CIA Director Mike Pompeo testified on Tuesday that President Donald Trump's suggestion that the agency had spent thousands to buy damaging information about him was based on "atrocious" and "ridiculous" information.
The New York Times and The Intercept reported last week that intelligence officials agreed last year to pay hackers over a $1 million in order to obtain information that was said to include compromising information on Trump.
In a tweet on Saturday, Trump suggested that the story was evidence of a conspiracy against him.
But under questioning from Sen. Susan Collins (R-ME) on Tuesday, Pompeo said the media outlets had fallen for a story that was not true.
"Reporting on this matter has been atrocious, it's been ridiculous, totally inaccurate," Pompeo told Collins. "In our view, the suggestion the CIA was swindled is false. The people who were swindled were [reporters] James Risen and Matt Rosenberg, the authors of those two pieces."

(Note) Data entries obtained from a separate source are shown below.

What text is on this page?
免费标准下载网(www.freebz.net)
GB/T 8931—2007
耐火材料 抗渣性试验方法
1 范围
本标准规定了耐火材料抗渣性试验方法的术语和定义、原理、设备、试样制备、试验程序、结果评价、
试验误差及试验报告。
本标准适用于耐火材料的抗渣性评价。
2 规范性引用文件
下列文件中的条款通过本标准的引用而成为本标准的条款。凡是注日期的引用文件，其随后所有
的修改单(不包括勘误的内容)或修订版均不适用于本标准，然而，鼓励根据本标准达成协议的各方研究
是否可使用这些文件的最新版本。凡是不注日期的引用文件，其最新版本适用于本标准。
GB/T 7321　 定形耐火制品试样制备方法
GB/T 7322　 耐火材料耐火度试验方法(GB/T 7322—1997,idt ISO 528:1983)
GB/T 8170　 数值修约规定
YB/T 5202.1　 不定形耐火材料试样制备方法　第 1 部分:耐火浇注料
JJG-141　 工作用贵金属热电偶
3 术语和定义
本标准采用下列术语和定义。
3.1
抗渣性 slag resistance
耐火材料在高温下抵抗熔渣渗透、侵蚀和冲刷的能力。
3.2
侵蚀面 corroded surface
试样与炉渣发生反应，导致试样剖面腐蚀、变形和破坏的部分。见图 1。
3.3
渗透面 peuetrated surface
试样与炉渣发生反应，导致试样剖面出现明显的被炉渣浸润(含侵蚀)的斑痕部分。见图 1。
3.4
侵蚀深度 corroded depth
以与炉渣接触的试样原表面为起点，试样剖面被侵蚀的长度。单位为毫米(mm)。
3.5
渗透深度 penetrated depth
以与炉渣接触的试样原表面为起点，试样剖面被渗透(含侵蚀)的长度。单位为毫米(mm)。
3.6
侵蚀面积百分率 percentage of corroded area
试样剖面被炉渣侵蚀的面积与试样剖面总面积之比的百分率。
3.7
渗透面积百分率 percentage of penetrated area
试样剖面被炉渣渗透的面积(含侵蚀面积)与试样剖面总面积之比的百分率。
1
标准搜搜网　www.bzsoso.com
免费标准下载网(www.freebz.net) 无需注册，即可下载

"Indeed, it's our view that the same two people who were proffering phony information to the United States government, proffered that same phony information to these two reporters," he added. "The Central Intelligence Agency did not provide any resources, no money to these two individuals who proffered U.S. government information directly or indirectly at any time. And the information that we were working to try and retrieve was information that we believed might well have been stolen from the U.S. government. It was unrelated to this idea of kompromat [compromising information on Trump] that appears in each of those two articles."